Aquí retomo el Informe para Félix Ramos
A las ocho llegó Paula con una toalla. Debajo de la toalla traía una pinza y una tenaza. Yo le di las páginas que había escrito. Las tapó y se las llevó.
Después de un rato de forcejear, desclavé la ventana. A medida que se acercaba la hora, el temor de salir a la cornisa y caminar por ella hasta la ventana de enfrente, alcanzaba proporciones portentosas.
También aumentó la cohetería. En cambio, los ladridos del patio disminuyeron hasta convertirse en aullidos quejosos. Me asomé, con desagrado, porque ahora bastaba que me acercara a la ventana para sentir vértigo. El que se quejaba era el mastín, porque su nuevo compañero, el orejudo, brillaba por la ausencia. Por más que miré no descubrí más que un perro. Es verdad que en el patio había poca luz.
Parecía que todas las explosiones reventaran juntas. Pensé en el susto que pasaría, en esos momentos, nuestra pobre perra, pero me dije que tenía más suerte que yo, porque estaba en casa, con mi señora.

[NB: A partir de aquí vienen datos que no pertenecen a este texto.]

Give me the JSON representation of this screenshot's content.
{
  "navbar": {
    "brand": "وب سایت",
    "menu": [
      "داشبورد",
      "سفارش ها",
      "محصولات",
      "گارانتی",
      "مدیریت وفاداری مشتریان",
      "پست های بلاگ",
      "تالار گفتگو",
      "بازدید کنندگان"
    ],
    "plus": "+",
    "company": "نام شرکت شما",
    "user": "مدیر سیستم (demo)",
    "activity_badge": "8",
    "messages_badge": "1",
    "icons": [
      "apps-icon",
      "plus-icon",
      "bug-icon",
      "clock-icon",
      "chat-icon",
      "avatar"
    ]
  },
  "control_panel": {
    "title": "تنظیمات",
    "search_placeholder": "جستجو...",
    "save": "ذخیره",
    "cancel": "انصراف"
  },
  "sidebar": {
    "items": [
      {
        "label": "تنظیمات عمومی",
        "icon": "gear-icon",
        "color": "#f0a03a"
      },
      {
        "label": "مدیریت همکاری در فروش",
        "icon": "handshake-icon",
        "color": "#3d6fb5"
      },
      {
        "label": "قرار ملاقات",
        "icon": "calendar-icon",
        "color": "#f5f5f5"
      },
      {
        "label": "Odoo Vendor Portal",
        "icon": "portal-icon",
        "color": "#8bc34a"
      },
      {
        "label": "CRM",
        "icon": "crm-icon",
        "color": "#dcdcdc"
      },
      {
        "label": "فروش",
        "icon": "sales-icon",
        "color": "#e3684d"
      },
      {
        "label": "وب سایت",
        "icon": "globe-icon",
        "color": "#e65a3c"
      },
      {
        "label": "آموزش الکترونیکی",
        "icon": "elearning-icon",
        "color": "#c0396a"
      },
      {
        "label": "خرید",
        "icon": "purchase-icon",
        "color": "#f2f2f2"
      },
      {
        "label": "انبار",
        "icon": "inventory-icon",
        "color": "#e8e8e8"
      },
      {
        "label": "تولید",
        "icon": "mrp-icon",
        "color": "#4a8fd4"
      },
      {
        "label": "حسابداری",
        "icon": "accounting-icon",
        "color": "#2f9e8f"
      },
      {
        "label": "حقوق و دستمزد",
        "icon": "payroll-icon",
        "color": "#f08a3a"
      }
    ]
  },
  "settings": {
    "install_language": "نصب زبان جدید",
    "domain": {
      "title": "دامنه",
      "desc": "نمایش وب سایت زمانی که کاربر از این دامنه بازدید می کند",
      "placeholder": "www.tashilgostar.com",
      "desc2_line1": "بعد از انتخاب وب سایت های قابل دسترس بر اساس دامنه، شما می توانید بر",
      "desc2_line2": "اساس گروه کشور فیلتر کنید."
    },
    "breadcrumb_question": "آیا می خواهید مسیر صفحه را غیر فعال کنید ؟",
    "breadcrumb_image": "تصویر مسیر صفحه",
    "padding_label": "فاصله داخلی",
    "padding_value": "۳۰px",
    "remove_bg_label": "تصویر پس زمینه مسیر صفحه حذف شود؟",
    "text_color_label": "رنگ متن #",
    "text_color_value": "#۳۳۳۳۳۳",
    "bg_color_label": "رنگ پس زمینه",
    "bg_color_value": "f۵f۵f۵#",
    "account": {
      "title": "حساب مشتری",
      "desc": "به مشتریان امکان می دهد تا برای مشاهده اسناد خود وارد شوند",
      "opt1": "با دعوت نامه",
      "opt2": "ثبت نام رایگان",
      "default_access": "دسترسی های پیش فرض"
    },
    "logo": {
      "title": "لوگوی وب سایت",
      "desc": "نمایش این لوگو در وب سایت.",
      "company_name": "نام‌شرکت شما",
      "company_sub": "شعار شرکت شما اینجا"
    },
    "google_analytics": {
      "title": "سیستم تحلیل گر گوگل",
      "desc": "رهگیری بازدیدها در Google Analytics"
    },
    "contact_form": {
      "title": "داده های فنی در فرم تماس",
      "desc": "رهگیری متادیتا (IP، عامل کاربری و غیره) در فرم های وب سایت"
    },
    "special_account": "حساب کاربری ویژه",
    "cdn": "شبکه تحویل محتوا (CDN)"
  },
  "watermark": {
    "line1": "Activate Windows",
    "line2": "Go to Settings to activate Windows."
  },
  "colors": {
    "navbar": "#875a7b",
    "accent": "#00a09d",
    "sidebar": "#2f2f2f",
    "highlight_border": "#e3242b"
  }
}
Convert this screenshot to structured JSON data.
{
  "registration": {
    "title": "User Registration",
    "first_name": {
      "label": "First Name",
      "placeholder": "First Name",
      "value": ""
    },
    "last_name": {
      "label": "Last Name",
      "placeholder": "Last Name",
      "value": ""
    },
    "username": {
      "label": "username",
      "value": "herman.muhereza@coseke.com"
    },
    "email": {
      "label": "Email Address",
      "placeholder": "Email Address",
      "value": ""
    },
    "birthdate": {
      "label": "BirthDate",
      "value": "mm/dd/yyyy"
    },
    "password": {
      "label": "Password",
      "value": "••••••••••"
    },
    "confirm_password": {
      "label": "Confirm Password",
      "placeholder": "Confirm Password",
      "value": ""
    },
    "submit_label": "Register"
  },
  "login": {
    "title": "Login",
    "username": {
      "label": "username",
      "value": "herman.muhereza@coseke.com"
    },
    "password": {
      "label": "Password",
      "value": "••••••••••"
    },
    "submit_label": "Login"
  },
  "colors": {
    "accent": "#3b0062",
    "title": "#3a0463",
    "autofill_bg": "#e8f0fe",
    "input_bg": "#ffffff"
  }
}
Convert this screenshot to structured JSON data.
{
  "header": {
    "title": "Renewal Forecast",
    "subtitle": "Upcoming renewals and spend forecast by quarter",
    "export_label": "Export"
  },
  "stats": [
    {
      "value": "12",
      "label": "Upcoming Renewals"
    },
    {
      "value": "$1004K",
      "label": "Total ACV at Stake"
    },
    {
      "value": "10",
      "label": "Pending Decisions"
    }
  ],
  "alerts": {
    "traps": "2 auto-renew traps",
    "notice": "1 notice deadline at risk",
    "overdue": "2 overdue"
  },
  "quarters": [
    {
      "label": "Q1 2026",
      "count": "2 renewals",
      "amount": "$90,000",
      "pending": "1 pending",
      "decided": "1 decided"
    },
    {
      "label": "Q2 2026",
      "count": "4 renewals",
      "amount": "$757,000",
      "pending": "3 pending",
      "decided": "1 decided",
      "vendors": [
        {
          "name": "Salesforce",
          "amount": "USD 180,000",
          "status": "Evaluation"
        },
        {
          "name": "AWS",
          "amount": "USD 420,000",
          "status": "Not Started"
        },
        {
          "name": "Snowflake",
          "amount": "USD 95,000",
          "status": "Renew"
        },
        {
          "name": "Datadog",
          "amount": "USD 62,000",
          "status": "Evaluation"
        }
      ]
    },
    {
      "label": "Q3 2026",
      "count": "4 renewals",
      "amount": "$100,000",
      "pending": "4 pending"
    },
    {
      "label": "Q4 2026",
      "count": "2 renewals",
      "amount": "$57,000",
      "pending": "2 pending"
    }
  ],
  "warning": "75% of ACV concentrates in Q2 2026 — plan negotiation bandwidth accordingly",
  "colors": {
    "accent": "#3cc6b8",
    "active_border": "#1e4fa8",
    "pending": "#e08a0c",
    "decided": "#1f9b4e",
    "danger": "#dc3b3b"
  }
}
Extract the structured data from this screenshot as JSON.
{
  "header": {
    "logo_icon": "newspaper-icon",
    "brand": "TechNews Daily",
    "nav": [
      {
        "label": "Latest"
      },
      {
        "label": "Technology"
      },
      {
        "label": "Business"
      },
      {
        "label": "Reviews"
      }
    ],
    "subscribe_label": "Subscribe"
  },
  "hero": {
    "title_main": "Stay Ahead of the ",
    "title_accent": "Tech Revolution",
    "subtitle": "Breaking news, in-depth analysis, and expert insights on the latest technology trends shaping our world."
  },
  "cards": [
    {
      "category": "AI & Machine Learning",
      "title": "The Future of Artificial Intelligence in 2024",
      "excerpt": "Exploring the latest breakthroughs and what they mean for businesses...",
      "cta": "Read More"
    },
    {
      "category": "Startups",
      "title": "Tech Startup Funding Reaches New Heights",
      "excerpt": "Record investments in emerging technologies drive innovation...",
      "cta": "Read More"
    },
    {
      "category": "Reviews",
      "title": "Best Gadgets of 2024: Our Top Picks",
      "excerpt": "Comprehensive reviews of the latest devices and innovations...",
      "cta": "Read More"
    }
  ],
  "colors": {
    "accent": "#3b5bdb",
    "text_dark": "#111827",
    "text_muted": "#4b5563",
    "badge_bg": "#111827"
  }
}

A las doce menos cuarto cerré los ojos y me paré en el marco de la ventana. Le juro que no menos de cuatro veces el vértigo y el miedo me devolvieron a mi cuartito. Daba unos pasos manoteando las molduras de la pared, que son de poco relieve. Usted las araña inútilmente, en el afán de asirlas, y todo el tiempo se le escapan. Eso sí, para no irse de espaldas, hay que poner la mayor fuerza de voluntad. Cuando volvía al cuarto, las manos me sudaban y tenía granitos de revoque debajo de las uñas. Probé las dos maneras de avanzar por la cornisa: de espaldas al vacío, que para el vértigo parece lo mejor, porque usted no ve nada, pero que por motivos que no me detuve a comprender, impide el equilibrio, o siquiera lo vuelve más inestable; y de frente al vacío, que de verdad asusta, porque abre ante los ojos el cuadro completo, con las baldosas y el cantero abajo, pero que en definitiva resulta el modo más aceptable, porque le permite a usted afirmarse, mantenerse apretado contra la pared, siempre que no se ponga rígido, porque entonces, cuando tropieza contra una saliente, trastabilla.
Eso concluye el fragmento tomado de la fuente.